Publié le 9 novembre 2025. Une vaste étude internationale démontre que le déblocage complet de toutes les artères coronaires lors d’une crise cardiaque améliore significativement les chances de survie et réduit le risque de complications cardiaques futures, par rapport à la simple ouverture de l’artère responsable de l’attaque.
- Le déblocage complet des artères coronaires diminue le risque de décès d’origine cardiovasculaire, de décès toutes causes confondues et de nouvelles crises cardiaques.
- Les bénéfices de cette approche ont été observés chez les patients atteints de différents types de crises cardiaques, quel que soit leur âge.
- L’étude, menée par des chercheurs de l’Université McMaster au Canada, confirme l’importance de la revascularisation complète comme traitement salvateur.
Les cardiologues sont souvent confrontés à un dilemme lors de la prise en charge d’une crise cardiaque : doivent-ils se concentrer uniquement sur l’artère obstruée qui a provoqué l’attaque, ou procéder à une revascularisation complète en débloquant toutes les artères coronaires atteintes ? Une nouvelle étude internationale, publiée dans The Lancet et présentée lors des sessions scientifiques 2025 de l’American Heart Association à La Nouvelle-Orléans, apporte une réponse claire. Les résultats indiquent que le déblocage complet offre des bénéfices significatifs en termes de survie et de prévention des complications.
L’étude a analysé les données de six essais cliniques randomisés internationaux, portant sur un total de 8 836 patients ayant subi une crise cardiaque. L’âge médian des participants était de 65,8 ans, avec 2 122 femmes et 6 714 hommes. Pendant une période de suivi de trois ans, les patients ayant bénéficié d’une revascularisation complète – c’est-à-dire la pose de stents dans l’artère responsable de la crise et dans toutes les autres artères obstruées – ont présenté un risque réduit de décès d’origine cardiovasculaire ou de nouvelle crise cardiaque, comparativement à ceux ayant reçu un traitement ciblé sur l’artère coupable.

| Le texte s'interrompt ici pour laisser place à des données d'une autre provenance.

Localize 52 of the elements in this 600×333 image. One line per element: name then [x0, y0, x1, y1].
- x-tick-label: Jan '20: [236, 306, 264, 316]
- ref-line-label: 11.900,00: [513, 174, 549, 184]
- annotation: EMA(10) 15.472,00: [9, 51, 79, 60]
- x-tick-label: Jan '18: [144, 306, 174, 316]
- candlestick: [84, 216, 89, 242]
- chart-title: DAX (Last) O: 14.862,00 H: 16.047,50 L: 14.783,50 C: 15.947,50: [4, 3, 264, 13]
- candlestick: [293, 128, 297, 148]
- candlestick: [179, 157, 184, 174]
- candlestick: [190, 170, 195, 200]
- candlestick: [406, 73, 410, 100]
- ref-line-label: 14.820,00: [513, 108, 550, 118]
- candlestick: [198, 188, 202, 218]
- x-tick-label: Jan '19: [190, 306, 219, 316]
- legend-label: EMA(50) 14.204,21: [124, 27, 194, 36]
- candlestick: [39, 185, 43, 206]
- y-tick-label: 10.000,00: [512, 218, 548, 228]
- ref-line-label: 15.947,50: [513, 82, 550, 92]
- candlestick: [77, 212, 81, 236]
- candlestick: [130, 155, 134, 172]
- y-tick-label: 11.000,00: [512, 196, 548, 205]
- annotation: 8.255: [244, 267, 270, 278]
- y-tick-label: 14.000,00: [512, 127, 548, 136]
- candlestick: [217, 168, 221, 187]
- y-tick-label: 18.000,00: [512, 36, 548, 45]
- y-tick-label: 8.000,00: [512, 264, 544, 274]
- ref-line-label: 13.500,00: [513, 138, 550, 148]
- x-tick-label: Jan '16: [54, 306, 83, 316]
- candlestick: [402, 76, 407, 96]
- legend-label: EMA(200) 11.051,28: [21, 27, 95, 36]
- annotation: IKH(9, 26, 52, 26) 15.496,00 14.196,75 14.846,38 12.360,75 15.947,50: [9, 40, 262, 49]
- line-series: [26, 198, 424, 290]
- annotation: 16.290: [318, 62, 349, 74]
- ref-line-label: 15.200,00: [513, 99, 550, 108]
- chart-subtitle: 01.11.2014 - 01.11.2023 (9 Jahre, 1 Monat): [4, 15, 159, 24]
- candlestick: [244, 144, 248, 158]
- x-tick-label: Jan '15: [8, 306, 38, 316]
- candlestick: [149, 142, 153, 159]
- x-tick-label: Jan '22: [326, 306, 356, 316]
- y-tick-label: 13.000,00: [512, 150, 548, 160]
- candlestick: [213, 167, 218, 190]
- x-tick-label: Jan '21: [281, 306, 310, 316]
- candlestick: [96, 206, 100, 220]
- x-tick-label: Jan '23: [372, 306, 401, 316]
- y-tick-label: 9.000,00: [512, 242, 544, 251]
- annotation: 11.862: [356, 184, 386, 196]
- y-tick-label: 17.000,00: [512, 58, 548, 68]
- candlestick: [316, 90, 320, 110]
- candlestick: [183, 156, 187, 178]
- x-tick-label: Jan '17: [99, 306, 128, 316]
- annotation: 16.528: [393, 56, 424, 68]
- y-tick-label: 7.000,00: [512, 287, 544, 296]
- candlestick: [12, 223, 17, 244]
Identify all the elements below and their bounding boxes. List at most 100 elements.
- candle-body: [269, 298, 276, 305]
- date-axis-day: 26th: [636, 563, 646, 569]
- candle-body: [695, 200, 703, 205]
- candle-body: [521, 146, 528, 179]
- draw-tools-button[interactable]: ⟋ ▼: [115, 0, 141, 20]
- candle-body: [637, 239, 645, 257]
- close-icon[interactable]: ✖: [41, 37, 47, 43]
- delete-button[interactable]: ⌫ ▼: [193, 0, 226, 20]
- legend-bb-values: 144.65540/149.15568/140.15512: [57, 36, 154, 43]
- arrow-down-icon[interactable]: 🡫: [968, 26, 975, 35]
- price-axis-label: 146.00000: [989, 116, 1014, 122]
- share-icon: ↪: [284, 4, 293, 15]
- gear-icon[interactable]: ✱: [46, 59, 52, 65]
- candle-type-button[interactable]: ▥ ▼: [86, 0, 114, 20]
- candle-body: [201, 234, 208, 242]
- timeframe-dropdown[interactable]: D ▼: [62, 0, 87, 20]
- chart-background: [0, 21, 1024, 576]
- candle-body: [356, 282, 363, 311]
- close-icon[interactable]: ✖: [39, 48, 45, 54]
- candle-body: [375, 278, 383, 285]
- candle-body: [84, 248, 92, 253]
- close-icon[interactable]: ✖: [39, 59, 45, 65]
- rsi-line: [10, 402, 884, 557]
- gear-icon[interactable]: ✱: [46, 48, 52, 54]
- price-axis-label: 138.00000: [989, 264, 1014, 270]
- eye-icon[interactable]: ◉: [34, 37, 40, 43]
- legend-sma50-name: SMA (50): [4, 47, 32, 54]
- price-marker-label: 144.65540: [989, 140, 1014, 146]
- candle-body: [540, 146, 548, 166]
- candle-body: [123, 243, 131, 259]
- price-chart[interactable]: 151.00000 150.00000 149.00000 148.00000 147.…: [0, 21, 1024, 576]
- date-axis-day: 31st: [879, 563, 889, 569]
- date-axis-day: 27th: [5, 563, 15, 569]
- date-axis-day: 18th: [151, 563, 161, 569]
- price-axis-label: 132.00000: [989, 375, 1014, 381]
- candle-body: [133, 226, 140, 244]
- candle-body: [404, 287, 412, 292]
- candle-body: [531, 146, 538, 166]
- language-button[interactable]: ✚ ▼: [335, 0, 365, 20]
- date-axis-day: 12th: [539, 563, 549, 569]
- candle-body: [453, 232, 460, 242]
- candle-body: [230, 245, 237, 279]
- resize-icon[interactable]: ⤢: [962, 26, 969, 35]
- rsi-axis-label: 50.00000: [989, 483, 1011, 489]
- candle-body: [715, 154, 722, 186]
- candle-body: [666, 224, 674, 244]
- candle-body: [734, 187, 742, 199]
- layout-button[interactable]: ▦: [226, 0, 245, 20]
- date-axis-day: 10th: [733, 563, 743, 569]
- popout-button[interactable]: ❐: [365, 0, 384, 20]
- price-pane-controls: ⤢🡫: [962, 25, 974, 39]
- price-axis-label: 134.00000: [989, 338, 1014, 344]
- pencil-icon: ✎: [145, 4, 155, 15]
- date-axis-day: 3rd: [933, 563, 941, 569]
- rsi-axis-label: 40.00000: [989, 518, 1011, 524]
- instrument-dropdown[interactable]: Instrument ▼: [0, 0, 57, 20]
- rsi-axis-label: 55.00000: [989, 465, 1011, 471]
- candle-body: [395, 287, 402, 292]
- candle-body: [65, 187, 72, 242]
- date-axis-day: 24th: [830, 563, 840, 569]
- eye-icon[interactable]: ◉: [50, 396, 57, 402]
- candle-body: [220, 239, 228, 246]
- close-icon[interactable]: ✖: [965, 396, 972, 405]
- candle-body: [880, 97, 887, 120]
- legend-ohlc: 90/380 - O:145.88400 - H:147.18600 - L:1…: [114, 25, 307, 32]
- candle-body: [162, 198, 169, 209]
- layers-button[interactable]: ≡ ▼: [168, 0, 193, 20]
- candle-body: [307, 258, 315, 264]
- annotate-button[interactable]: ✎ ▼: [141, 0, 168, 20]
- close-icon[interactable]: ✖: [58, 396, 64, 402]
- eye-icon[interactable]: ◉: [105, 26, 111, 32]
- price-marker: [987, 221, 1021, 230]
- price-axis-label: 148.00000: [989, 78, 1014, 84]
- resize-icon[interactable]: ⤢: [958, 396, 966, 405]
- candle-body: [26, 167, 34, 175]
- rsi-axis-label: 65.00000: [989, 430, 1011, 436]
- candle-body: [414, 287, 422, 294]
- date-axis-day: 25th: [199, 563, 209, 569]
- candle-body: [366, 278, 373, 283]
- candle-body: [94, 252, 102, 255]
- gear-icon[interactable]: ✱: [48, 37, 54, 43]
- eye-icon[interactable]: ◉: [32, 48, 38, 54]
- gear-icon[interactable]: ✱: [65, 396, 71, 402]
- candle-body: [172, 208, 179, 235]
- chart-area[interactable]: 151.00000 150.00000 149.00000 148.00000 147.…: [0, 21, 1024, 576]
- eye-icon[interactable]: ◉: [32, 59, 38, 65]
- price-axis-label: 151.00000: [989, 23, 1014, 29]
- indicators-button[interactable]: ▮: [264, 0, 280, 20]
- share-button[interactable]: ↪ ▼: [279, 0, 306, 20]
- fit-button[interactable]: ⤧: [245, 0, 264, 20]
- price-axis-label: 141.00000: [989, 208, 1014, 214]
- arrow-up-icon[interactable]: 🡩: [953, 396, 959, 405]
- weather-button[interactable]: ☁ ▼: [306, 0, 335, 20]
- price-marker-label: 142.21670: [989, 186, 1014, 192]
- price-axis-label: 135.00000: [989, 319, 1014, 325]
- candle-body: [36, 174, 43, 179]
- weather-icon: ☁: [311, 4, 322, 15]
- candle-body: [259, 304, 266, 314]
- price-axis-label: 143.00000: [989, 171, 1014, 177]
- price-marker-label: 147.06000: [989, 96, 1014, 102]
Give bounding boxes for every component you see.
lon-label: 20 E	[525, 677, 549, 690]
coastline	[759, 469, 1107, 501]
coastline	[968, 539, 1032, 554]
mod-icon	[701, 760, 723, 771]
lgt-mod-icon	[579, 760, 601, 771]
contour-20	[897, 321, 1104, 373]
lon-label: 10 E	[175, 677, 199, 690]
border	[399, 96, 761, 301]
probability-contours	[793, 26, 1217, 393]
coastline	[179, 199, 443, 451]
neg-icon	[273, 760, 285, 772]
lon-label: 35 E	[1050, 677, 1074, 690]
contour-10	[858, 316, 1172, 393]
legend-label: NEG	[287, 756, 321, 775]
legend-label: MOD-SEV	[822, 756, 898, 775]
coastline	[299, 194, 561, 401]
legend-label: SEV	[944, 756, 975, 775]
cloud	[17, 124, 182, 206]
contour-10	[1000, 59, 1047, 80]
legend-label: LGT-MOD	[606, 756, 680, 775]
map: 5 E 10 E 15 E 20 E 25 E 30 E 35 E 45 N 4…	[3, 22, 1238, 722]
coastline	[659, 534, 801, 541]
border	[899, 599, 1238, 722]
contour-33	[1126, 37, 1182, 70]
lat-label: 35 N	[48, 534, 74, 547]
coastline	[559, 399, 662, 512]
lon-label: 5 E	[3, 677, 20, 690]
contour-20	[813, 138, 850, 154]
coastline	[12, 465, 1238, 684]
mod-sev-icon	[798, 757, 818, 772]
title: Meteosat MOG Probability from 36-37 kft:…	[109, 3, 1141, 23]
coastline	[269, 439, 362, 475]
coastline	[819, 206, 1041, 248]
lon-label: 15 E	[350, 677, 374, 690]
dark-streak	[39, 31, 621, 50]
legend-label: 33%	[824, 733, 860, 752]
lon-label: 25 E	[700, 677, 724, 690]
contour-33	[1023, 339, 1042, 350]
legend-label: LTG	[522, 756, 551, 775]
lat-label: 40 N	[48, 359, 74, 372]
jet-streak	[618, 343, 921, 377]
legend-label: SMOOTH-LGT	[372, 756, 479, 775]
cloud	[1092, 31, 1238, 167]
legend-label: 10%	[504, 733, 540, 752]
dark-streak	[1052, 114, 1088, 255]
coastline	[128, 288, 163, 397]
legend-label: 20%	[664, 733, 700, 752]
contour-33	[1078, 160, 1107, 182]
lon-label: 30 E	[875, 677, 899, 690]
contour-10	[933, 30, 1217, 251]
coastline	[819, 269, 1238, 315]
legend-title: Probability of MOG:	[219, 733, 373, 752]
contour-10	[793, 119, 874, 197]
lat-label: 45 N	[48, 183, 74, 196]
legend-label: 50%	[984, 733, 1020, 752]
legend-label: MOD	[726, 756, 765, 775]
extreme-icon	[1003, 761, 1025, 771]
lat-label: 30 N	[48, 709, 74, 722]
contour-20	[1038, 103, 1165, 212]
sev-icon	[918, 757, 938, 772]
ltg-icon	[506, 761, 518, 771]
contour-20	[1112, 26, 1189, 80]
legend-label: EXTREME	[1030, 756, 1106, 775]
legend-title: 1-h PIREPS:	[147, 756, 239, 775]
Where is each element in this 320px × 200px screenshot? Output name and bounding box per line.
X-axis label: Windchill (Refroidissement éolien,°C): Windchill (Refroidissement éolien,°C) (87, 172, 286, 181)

Plus précisément, le taux de décès cardiovasculaire ou de nouvelle crise cardiaque était inférieur d’un quart (9,0 % contre 11,5 %) chez les patients ayant reçu une revascularisation complète. Les décès cardiovasculaires ont diminué de 24 % (3,6 % contre 4,6 %), et les décès toutes causes confondues de 15 % (7,2 % contre 8,1 %). Les nouveaux infarctus du myocarde ont également été moins fréquents, tandis que le nombre de décès non liés à des problèmes cardiaques (par exemple, dus au cancer ou à une infection) est resté similaire entre les deux groupes.
Selon les chercheurs, ces bénéfices ont été observés quel que soit le type de crise cardiaque – qu’il s’agisse d’un STEMI (infarctus du myocarde avec sus-décalage du segment ST, une crise cardiaque complète causée par un blocage total de l’artère) ou d’un NSTEMI (infarctus du myocarde sans sus-décalage du segment ST, une crise cardiaque moins sévère due à un blocage partiel) – et quel que soit l’âge des patients. Ces améliorations se sont manifestées en complément des traitements cardiaques standards, tels que les anticoagulants (dont la bithérapie antiplaquettaire), les statines, les inhibiteurs de l’enzyme de conversion de l’angiotensine ou les antagonistes des récepteurs de l’angiotensine, et les bêtabloquants.
« En réduisant les décès prématurés, cette vaste étude internationale confirme l’importance capitale de la revascularisation complète pour les patients victimes d’une crise cardiaque. Elle établit fermement cette approche comme l’une des rares procédures réellement salvatrices dont disposent les cardiologues, capable non seulement de prévenir de futures crises, mais aussi de prolonger la vie. C’est une avancée majeure aux implications considérables. »
Shamir R. Mehta, directeur de l’étude, scientifique principal du Population Health Research Institute (PHRI) et cardiologue interventionnel à l’Université McMaster
Cette étude renforce l’importance d’une approche proactive dans la prise en charge des crises cardiaques, soulignant que le déblocage complet des artères coronaires peut avoir un impact significatif sur la survie et la qualité de vie des patients.